Friday, August 9, 2013

Kay Arthur's "Precepts Upon Precepts"

From the July 2010 E-Block.
In our last issue, I noted that I would seek out some of Kay Arthur’s more advanced Precepts material to see if perhaps it kicked up the educational aspects a notch. I have to say that they do, but just barely.

Since this material is often expensive and/or hard to get, I only picked up a copy of the Philippians “Precept Upon Precept” (PUP) guide. Ordinarily, a single sample may not be enough, but I think in this case it will be: The functions of the PUP series are much the same as the NIS series. Induction is the method, but at least this time we’re told to get some study materials, including some commentaries.

Unfortunately, even considering that the Philippians PUP was written in 1988, the collection of commentaries recommended is fairly thin. Most are over 30 years old (meaning, they’d be over 60 years old now). Others are by popular authors like Wiersbe and Walvoord. But I suppose that can be fair. As with NIS, this is probably a decent learning tool for infants in Christ. By the time you’re done, you’ll know where everything in a book like Philippians is – even if you’re barely understanding, in some cases, the importance of what has been written.

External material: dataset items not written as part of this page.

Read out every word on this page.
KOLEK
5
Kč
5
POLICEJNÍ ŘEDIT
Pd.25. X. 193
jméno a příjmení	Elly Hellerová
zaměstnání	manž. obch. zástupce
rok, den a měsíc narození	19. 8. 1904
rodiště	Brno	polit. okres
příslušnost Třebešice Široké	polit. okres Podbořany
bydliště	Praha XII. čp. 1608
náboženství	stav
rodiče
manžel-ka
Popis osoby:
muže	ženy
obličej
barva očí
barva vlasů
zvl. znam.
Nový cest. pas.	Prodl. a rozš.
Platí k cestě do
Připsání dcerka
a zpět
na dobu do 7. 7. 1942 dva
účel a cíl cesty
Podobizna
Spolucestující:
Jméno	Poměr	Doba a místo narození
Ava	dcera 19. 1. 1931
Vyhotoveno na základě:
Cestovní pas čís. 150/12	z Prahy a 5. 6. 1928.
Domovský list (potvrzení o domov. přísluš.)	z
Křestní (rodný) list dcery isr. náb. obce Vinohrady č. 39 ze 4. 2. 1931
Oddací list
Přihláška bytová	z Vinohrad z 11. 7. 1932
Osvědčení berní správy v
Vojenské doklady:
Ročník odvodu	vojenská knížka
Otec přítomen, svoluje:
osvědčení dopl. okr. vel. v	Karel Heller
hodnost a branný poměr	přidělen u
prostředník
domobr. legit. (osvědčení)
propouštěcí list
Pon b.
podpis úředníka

What else? There are a lot more questions for readers to answer in PUP, but they’re all pretty much of the same variety as in NIS – “What do you think of this?” or “How can you apply this?” or “What does this text say about X?” In other words, merely inductive study. There are also a few curiosities here and there. Paul talks about circumcision in Philippians, but rather than explain what that is, PUP tells the reader to “look it up in a dictionary.” [73] Huh? One can only guess what a PUP on the Song of Solomon would look like.

Then, on page 95, Arthur says that she realizes that this study of Philippians can be a “little heavy” and she hopes she will not “overload you.” Really? This is stuff that would have been kindergarten material in the first century, but Arthur is worried that it is too hard?

And, there are a handful of unsatisfactory “leave ‘em hanging” comments. On page 102, Arthur points out that “evil” in Is. 45:7 should be translated “adversity”. That’s true, but no explanation is given as to why. The reader is left wondering what the answer is and why some English translations say “evil”.

In close, I suppose I should comment on Arthur’s qualifications to be a Bible teacher. I can find none. The Precepts ministry apparently began as a home Bible study group, and Arthur has no relevant training in Biblical exegesis or exposition. It would be nice if our “stars” of Bible study came with somewhat deeper qualifications than this, but we really have no one but ourselves to blame for making them stars.

Maybe if Ben Witherington called everyone “Beloved,” he’d get a larger audience?